Anwendbarkeit der EU-DSGVO bei Behörden und öffentlichen Stellen

Die EU-DSGVO gilt für alle Datenverarbeitungsprozesse, die sich auf personenbezogene Daten von betroffenen Personen beziehen, die sich in der europäischen Union befinden. Und das sind eine ganze Menge.

Immer, wenn personenbezogene Daten ganz oder teilweise automatisiert verarbeitet werden oder auch nur in einer Datei gespeichert sind oder gespeichert werden sollen, greift die EU-DSGVO.


Auch Behörden und öffentliche Stellen dürfen und müssen im gesetzlich vorgeschriebenen Umfang personenbezogene Daten verarbeiten – aber nur, wenn dies erforderlich und aufgrund einer gesetzlichen Grundlage oder Einwilligung erlaubt ist. Etwas anderes gilt nur dann, wenn das öffentliche Interesse überwiegt. Dann müssen diese Voraussetzungen nicht gegeben sein.

Kaum jemand verarbeitet so viele personenbezogene Daten wie Behörden und öffentliche Stellen des Bundes und der Länder. Name, Adresse, Wohnort, Eigentum, begangene Ordnungswidrigkeiten, Straftaten, usw. Die Liste ist lang. Diese Daten müssen nach der nun bald geltenden EU-DSGVO, dem Datenschutzgesetz der Bundesrepublik Deutschland sowie einer Vielzahl weiterer bereichsspezifischer Gesetze gut geschützt werden. Zusätzlich ist, auch für öffentliche Stellen, aus Nachweisgründen eine umfangreiche Dokumentation der ergriffenen Maßnahmen, Abwägungen, etc. erforderlich.

Im Rahmen der EU-DSGVO werden unter anderem auch genetische und biometrische Daten unter dem Begriff der sensiblen personenbezogenen Daten zusammengefasst. Dabei handelt es sich um besondere Kategorien personenbezogener Daten, bei deren Verarbeitung weitere Maßnahmen zum Schutz des Datenschutzes eingehalten werden müssen, vgl. Art. 9 EU-DSGVO. Im Bereich der öffentlichen Verwaltung werden gerade solch sensible Daten wie Strafandrohungen, Daten aus dem Zeugenschutzprogramm und Daten zu Behinderungen verarbeitet. Wie also kann der Schutz dieser sensiblen Daten nach EU-DSGVO bis zum 25.05.2018 gewährleistet werden?

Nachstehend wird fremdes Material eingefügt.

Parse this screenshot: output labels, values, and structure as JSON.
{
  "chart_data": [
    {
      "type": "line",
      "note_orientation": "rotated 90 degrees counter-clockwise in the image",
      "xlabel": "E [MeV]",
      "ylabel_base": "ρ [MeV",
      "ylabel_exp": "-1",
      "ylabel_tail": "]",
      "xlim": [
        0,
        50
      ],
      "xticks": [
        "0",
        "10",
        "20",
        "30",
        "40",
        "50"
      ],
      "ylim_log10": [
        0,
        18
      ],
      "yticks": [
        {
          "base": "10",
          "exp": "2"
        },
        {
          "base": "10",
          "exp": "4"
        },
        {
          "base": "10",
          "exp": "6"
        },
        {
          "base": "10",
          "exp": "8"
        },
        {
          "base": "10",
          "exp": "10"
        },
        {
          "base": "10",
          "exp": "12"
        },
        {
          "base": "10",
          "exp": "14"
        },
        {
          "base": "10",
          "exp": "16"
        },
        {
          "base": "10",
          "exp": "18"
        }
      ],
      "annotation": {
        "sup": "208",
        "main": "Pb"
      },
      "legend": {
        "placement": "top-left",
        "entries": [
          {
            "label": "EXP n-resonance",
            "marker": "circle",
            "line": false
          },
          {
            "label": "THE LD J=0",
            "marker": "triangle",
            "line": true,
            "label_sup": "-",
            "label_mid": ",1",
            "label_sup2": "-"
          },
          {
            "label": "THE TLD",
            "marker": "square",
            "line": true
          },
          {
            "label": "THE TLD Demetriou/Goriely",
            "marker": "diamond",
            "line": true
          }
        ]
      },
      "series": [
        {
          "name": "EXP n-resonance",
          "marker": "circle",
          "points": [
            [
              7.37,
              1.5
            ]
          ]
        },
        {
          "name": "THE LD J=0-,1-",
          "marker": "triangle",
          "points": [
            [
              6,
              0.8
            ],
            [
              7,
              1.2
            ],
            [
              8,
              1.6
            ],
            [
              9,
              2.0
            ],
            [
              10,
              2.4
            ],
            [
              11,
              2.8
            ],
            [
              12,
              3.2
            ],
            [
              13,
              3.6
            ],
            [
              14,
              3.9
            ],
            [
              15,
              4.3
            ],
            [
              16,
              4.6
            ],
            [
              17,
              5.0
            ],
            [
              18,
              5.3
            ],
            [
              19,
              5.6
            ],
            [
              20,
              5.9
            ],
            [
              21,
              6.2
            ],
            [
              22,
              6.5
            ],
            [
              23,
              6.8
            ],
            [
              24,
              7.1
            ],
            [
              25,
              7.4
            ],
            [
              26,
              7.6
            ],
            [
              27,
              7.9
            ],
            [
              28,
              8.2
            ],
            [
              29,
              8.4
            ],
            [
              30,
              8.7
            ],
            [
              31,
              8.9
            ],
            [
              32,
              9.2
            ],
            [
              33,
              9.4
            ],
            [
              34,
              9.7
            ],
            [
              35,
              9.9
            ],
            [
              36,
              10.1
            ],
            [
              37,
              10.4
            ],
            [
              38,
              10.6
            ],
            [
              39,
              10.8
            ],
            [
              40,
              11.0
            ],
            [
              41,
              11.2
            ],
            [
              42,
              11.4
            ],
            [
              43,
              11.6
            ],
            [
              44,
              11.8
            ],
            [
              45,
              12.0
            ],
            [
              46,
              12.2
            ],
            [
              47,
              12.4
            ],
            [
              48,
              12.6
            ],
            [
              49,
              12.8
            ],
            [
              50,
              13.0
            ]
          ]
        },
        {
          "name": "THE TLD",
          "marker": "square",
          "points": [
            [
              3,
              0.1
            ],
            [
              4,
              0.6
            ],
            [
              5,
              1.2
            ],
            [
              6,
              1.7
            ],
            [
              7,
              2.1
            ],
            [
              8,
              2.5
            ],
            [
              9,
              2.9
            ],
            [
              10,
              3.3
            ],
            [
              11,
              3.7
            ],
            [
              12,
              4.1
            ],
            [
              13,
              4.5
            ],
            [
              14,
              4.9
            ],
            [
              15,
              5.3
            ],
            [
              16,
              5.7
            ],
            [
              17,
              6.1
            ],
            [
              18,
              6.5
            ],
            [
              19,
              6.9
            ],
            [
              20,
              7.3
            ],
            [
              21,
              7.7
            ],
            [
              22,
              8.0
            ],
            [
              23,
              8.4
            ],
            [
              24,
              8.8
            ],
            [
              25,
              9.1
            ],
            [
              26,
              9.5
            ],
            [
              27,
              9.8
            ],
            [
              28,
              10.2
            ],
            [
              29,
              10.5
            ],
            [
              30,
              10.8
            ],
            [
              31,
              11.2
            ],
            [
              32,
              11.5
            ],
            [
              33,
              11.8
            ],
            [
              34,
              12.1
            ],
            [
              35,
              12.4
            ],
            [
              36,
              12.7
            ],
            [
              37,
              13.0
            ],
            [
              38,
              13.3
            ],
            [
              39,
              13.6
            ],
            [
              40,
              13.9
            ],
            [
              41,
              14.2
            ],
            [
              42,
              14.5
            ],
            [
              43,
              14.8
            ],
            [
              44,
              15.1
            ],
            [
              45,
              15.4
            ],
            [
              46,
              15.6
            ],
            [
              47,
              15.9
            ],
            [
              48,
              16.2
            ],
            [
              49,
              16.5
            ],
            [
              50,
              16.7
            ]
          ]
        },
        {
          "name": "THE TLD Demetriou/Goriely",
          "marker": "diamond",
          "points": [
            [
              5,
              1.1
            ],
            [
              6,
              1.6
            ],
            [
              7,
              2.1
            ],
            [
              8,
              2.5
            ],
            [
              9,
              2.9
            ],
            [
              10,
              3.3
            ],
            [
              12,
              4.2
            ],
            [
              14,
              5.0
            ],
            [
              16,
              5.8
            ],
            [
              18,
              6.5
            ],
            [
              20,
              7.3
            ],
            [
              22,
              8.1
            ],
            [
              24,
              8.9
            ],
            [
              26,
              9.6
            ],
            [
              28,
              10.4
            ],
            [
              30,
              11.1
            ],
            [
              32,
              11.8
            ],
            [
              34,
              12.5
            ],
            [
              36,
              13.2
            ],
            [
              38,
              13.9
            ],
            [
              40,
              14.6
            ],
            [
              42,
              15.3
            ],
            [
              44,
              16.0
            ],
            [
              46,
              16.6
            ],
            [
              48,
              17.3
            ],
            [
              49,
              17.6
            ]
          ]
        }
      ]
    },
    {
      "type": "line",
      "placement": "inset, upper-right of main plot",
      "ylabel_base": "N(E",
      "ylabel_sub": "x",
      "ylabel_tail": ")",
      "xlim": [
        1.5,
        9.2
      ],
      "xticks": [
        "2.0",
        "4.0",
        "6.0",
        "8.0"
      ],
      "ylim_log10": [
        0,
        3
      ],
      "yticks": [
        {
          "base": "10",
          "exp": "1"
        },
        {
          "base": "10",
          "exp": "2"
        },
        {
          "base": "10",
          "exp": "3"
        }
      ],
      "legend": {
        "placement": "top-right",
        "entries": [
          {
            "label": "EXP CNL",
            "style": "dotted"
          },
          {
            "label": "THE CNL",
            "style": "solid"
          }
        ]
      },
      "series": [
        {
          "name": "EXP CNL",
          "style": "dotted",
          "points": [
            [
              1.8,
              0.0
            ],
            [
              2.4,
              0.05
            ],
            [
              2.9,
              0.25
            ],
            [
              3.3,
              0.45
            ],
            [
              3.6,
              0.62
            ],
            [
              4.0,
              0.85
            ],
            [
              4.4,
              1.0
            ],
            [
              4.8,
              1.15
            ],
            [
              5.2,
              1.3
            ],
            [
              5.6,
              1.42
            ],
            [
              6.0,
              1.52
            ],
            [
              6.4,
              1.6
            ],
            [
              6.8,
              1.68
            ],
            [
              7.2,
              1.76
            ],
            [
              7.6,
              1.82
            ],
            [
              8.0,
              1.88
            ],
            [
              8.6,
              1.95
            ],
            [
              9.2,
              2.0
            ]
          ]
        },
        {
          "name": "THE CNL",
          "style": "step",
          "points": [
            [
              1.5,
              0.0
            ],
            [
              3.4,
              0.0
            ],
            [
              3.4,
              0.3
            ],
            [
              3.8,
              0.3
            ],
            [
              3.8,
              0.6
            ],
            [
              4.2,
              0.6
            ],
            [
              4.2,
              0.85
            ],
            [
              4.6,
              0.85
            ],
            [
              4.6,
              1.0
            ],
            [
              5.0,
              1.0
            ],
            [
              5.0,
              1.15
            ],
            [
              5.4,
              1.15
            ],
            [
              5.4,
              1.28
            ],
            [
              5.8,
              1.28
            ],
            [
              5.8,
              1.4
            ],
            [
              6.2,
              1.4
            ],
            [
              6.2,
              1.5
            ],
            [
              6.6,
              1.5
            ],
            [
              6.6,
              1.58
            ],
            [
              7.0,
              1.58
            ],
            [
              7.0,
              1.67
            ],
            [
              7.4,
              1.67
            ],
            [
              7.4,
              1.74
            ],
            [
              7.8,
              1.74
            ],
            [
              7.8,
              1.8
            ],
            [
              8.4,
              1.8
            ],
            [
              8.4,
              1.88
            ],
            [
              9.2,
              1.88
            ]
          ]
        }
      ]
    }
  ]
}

Datenschutzbeauftragter für öffentliche Stellen

Zuständig für die Umsetzung und Einhaltung der Vorgaben ist der Datenschutzbeauftragte. Diese Position kann sowohl intern von einem Mitarbeiter begleitet werden, der sich dann vorrangig um Datenschutzbelange kümmert oder extern vergeben werden. War es den Behörden und öffentlichen Stellen bislang nicht möglich diese Stelle extern zu vergeben, ändert sich dies ab dem 25.05.2018. Der Datenschutzbeauftragte kann nach der EU-DSGVO nun auch extern bestellt werden. Der große Vorteil bei der Bestellung eines externen Datenschutzbeauftragten (eDSB) besteht in der Kostenersparnis und gesteigerten Effizienz aus Skaleneffekten, in der Verlagerung der Haftung und des Einkaufs von qualifiziertem Fachwissen. Warum gerade die letzten beiden Punkte für viele Entscheider eine große Rolle spielen, bei der Überlegung die Verantwortung an einen eDSB zu vergeben, dürfte angesichts der nachfolgenden Pflichten beim Schutz von personenbezogenen Daten und den erweiterten Rechten von Betroffenen, deutlich werden.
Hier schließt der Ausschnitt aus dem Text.